Because the answers to these questions haven't yet been covered in class yet, this section is optional.  This is by design.  By having you guess or look around for these answers will help make sense once we cover this material in class.  You will not be penalized for wrong answers but we encourage you to give it a try!

> ### Question 11. What are the goals of the exploratory analysis?

Answer: To get a general understanding of what your data looks like (i.e. what are the variables, descriptive statistics on the variables, how large is the data set, how much of the data is missing) and do an overall sanity check (e.g. whether the data has imported correctly, data points lie within the range of allowable values)

> ### Question 12.  What are the assumptions of the distribution of data?

Answer: Typically, you might assume that continuous variables are normally distributed. In the case of GRE score and GPA, I would assume that they would be in some form normally distributed.

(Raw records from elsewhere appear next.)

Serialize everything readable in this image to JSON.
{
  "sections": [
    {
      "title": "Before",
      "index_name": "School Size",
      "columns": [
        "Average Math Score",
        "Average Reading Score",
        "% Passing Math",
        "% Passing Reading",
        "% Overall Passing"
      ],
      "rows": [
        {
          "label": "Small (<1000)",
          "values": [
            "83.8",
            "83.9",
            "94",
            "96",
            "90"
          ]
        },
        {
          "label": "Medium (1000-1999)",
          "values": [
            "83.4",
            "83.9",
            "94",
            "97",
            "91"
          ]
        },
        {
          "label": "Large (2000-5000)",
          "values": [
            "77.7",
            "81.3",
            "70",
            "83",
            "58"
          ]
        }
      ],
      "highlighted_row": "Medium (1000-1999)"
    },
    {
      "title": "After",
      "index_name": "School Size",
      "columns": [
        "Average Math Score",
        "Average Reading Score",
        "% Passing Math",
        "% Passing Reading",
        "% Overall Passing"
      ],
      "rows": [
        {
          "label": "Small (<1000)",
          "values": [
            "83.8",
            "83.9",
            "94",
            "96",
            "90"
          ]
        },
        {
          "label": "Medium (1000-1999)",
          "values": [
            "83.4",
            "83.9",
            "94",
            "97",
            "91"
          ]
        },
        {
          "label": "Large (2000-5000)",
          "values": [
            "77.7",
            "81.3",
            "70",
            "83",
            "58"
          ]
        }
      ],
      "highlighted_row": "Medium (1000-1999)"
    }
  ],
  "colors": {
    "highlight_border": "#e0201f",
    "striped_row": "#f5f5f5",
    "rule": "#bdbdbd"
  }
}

With categorical variables, you would like them to be somewhat equally distributed.

> ### Question 13.  How will determine the distribution of your data?

Answer: Create a histogram of each of the variables

> ### Question 14.  How might outliers impact your analysis?

Answer: Outliers will skew the distribution of the data and will artificially change the mean of the data. 

> ### Question 15.  How will you test for outliers?

Answer: Create dot or scatter plots of each variable to look at the overall distribution of the data and check to see if there are any clear outliers. You could also use the Interquartile Range (IQR) method or the z score method to quantitatively look for outliers.

> ### Question 16.  What is colinearity?

Answer: Colinearity is when two or more features in the dataset are highly correlated which means one can accurately predict the other and hence might be redundant as a predictor.

> ### Question 17.  How will you test for covariance?

Answer: Print the correlation matrix of the data and see any two covariates have a correlation value close to 1 in absolute value terms

> ### Question 18.  What is your exploratory analysis plan?

> Using the above information, write an exploratory analysis plan that would allow you or a colleague to reproduce your analysis one year from now.

Answer: 
1) Look at all variables, number of observations, get a sense of how many missing data points there are
2) Create histograms for each variable in the dataset to understand data distribution
3) Print general descriptive statistics (e.g. mean, median, mode, Q1-Q4)
4) Test for outliers by using the IQR method or the z score method
5) Calculate the covariance and correlation matrices to understand the relationship between the covariates, if any. If there are variables that are highly correlated, we would need to decide whether to omit one of the variables.